In this case, a solitary fibrous tumour invading the retroperitoneum from the vulva was treated successfully by a combined abdominal-sacral approach after embolisation, without a need of blood transfusion. To our knowledge, this is the first case report of the resection of a vulvar SFT through a combined abdominal-sacral approach.
SFTs are rare soft tissue tumours that commonly arise in the pleura [1]. Such tumours rarely arise from the female genital tract, although they have been reported in various other organs. Nine percent of SFTs occur in the female genital tract, and only 42 cases, including several in the retroperitoneum, have been reported so far [5, 6]. Furthermore, only 11 cases of vulvar SFTs have been reported [7]. The management of vulvar SFTs is controversial: The prognosis depends on complete resection of both extrapleural and pleural SFTs [5], but surgery is difficult because of frequent intraoperative heavy bleeding, which occurs because SFTs in the pelvis are usually supplied with blood by multiple vessels, such as the branches of the inferior mesenteric artery or the internal iliac arteries [8, 9]. Therefore, it is necessary not only to ensure a sufficient blood supply but also to control bleeding during surgery.
Because the tumour extended from the vulva into the pelvis, we performed the surgery through a combined abdominal-sacral approach out of concern about the difficulty in establishing an appropriate surgical field deep inside the pelvis by laparotomy. For that reason, we first separated the tumour from the right side of the rectum and uterus through a transabdominal approach and then successfully resected the tumour through a transsacral approach. Most patients with pelvic SFTs have undergone laparotomy, but some patients suffer heavy bleeding, which is difficult to control [9, 10]. In one report, massive bleeding was not avoided even with the transperineal approach [11]. Katsuno et al. reported that the transsacral approach was useful for complete resection of pelvic SFTs [12]; however, this approach carries a high risk of postoperative complications, such as surgical site infection and anal dysfunction [13]. In another report, surgery with a combined abdominal-sacral approach was performed for five cases of giant presacral tumours, and complete resection without massive bleeding was achieved. The advantages of this approach are that complications are minimised and it allows for complete resection of a tumour that may be difficult to remove through other approaches [14]. Thus a combined abdominal-sacral approach can be an option for resecting tumours deep in the pelvis.
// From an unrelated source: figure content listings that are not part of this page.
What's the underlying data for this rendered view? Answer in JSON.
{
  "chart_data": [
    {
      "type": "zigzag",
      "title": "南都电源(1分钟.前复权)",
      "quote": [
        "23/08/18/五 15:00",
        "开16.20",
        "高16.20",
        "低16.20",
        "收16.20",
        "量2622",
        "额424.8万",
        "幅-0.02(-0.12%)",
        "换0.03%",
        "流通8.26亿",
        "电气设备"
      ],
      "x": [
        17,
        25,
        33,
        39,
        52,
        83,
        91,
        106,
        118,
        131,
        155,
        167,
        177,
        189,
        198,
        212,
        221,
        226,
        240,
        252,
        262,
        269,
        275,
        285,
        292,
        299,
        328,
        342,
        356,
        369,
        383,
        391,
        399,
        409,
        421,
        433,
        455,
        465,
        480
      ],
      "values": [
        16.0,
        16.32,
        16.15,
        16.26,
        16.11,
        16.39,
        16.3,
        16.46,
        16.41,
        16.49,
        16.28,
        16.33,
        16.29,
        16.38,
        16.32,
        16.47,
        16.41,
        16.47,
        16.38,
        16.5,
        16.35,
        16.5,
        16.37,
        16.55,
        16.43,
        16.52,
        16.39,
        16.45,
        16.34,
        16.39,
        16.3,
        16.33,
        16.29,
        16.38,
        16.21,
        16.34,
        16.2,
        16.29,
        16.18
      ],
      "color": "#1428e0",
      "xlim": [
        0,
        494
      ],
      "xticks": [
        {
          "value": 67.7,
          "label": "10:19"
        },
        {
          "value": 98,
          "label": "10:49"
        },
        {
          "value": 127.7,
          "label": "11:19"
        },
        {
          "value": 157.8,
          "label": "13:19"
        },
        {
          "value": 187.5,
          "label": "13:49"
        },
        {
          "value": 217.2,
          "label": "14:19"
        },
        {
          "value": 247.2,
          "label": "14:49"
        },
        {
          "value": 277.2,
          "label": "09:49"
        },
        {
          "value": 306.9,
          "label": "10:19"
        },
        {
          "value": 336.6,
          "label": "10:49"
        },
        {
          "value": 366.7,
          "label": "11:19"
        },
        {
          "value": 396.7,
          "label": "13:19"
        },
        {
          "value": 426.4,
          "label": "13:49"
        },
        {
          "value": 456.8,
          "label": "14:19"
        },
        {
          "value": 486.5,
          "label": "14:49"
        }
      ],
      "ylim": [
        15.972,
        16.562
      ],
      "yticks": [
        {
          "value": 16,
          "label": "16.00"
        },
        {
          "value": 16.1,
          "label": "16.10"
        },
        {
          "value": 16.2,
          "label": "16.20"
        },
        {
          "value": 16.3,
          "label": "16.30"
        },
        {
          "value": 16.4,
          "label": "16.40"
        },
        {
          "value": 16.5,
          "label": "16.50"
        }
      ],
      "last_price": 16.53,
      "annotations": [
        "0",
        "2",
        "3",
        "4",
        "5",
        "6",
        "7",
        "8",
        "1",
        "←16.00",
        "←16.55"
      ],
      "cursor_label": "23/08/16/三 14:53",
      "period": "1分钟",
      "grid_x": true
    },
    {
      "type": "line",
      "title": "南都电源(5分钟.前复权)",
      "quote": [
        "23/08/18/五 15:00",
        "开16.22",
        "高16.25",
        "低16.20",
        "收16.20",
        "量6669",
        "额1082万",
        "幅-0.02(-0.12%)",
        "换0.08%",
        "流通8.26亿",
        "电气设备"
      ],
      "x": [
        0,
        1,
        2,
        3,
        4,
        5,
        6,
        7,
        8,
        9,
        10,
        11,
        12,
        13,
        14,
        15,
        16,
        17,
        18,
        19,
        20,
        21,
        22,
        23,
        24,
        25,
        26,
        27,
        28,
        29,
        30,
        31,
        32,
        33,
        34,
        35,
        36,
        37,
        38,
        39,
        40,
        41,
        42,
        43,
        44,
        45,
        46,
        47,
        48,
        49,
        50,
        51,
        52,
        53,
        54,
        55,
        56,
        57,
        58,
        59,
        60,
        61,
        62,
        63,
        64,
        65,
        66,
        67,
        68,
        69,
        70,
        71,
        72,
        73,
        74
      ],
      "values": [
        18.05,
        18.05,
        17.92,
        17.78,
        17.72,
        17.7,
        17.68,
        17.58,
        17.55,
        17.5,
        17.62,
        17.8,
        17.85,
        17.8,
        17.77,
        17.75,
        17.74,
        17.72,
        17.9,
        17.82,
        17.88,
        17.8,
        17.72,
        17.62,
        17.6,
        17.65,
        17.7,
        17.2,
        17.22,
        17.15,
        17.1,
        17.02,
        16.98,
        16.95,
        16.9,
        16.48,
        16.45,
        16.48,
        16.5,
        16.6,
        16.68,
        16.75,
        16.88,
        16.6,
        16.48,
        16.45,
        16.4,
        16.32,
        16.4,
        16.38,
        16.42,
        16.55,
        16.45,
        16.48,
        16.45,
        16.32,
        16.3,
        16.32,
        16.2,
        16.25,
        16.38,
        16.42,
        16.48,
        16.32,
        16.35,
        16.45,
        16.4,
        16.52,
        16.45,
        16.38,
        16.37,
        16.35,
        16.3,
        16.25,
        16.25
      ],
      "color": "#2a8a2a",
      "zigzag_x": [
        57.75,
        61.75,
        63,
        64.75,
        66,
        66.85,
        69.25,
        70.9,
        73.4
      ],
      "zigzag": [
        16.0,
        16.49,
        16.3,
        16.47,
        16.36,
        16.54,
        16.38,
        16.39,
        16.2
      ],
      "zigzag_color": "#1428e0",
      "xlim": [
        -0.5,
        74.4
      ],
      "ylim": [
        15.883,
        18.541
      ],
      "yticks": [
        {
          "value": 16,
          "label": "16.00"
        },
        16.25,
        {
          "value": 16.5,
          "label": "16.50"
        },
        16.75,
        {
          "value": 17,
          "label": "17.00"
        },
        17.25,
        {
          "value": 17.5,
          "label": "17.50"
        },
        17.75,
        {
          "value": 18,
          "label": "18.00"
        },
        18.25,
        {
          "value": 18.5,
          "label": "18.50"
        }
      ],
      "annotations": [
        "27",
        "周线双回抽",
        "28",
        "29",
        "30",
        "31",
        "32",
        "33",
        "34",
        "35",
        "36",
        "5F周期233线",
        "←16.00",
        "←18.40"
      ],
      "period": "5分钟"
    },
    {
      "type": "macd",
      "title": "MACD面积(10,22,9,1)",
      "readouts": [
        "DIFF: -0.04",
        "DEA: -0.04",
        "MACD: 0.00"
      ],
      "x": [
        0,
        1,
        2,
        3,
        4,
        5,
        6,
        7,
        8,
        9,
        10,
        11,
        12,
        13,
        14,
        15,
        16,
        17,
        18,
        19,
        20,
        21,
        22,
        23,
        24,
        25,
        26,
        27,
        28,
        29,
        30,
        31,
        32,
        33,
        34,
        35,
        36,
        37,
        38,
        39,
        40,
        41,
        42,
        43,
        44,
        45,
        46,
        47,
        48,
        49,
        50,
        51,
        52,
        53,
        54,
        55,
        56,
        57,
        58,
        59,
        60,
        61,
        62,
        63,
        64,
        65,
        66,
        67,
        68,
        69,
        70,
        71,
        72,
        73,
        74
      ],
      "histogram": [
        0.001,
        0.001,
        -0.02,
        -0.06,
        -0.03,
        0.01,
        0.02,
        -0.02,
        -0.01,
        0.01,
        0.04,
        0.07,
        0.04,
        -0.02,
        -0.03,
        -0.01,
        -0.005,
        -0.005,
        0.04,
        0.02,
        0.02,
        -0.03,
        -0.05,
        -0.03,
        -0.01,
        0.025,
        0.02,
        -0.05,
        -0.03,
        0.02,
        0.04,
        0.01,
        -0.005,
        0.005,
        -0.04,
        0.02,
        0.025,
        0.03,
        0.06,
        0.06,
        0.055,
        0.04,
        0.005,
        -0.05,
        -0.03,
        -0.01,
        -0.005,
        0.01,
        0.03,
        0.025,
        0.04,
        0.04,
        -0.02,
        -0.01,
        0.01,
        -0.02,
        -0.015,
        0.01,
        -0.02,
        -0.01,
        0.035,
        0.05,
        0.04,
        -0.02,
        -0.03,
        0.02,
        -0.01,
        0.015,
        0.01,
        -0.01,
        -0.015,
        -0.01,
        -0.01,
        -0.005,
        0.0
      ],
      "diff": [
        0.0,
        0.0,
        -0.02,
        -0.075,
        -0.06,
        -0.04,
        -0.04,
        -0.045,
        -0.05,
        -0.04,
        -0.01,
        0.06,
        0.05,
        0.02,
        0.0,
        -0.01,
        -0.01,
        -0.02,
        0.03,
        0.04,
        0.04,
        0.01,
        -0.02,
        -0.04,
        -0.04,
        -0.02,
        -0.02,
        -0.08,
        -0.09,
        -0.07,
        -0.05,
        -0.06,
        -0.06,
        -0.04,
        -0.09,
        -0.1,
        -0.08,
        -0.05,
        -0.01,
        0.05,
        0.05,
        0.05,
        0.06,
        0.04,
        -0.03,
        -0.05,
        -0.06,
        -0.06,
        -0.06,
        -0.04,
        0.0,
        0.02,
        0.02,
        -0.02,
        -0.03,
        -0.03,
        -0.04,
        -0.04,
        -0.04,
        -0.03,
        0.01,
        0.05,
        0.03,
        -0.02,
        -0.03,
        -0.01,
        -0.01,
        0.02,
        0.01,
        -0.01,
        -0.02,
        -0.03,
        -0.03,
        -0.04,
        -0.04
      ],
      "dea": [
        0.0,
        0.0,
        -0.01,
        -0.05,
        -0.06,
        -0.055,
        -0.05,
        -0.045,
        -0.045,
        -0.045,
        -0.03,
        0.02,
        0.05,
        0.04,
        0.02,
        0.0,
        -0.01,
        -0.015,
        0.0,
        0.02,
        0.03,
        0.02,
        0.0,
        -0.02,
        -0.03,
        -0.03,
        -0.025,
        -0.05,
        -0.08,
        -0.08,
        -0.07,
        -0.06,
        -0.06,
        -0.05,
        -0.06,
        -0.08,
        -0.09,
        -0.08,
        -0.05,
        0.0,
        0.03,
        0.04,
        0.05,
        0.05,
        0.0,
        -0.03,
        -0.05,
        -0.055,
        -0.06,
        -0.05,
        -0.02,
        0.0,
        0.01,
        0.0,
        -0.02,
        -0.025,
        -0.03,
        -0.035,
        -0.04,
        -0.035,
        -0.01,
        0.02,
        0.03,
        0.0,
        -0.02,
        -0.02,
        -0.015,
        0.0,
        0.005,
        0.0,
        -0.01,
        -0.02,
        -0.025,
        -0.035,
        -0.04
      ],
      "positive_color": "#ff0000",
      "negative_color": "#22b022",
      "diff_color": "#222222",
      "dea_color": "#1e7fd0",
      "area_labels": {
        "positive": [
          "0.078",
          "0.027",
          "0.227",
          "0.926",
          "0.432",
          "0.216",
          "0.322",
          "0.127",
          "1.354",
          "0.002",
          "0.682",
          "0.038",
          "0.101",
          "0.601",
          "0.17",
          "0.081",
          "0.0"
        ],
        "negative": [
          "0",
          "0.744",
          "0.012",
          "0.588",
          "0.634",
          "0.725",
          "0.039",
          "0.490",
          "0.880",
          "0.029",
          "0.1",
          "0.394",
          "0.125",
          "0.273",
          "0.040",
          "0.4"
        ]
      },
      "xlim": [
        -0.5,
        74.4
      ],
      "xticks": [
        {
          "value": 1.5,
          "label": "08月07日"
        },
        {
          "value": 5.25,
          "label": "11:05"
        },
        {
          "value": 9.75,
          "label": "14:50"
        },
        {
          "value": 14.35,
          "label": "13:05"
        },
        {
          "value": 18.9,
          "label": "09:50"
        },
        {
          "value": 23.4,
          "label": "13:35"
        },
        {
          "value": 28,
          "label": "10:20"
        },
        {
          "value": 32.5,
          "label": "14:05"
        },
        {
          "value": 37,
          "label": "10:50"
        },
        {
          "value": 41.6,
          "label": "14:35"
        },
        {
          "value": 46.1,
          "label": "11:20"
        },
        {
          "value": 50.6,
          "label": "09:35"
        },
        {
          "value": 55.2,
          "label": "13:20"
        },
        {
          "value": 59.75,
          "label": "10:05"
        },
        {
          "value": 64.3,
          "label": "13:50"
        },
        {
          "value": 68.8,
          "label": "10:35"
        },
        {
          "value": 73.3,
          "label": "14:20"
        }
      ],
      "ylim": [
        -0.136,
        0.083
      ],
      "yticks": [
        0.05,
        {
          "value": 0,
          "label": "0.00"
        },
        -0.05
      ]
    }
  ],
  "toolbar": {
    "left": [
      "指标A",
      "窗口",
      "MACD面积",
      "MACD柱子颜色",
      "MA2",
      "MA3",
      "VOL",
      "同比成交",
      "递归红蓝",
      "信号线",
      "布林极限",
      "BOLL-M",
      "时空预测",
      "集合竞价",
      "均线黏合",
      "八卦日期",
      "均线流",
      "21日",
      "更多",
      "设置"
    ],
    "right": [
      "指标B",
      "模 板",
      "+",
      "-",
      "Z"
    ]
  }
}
We embolised feeder vessels to the tumour before surgery to reduce intraoperative bleeding. Preoperative percutaneous arterial embolisation allows for safe and complete resection in cervical, thoracic and lumbar locations in the spinal cord [15, 16]. Embolisation for pelvic SFT has been reported; Soda et al. reported that a tumour was resected after blood flow block was achieved by an intraoperatively inserted aortic balloon catheter, and the resulting blood loss was 13,660 mL [9]. On the other hand, in other reports, the feeder vessels of SFTs were selectively embolised before operation, which resulted in less intraoperative blood loss without the need for blood transfusion [11, 17, 18]. In addition, in two reports, preoperative embolisation did not have the effect of shrinking the tumour [17, 18]. In our case, it was possible to complete surgery without blood transfusion by performing preoperative embolisation. Therefore, embolisation may control intraoperative bleeding, but it is not effective in reducing tumour volume. In addition, selective embolisation of the feeding vessels is more appropriate than intraoperative aortic occlusion.
We completely resected a vulvar SFT without blood transfusion. This tumour is very rare, nonmetastatic and characterised by abundant blood vessels. The main treatment for SFTs is surgical resection. However, pelvic SFTs carries the risk of massive bleeding and organ damage, and inadequate tumour resection can lead to local recurrence. Preoperative embolisation of feeder arteries reduced intraoperative bleeding in our patient. In addition, use of the abdominal-sacral approach can reduce perioperative complications. This combination thus has potential in the treatment of pelvic SFTs.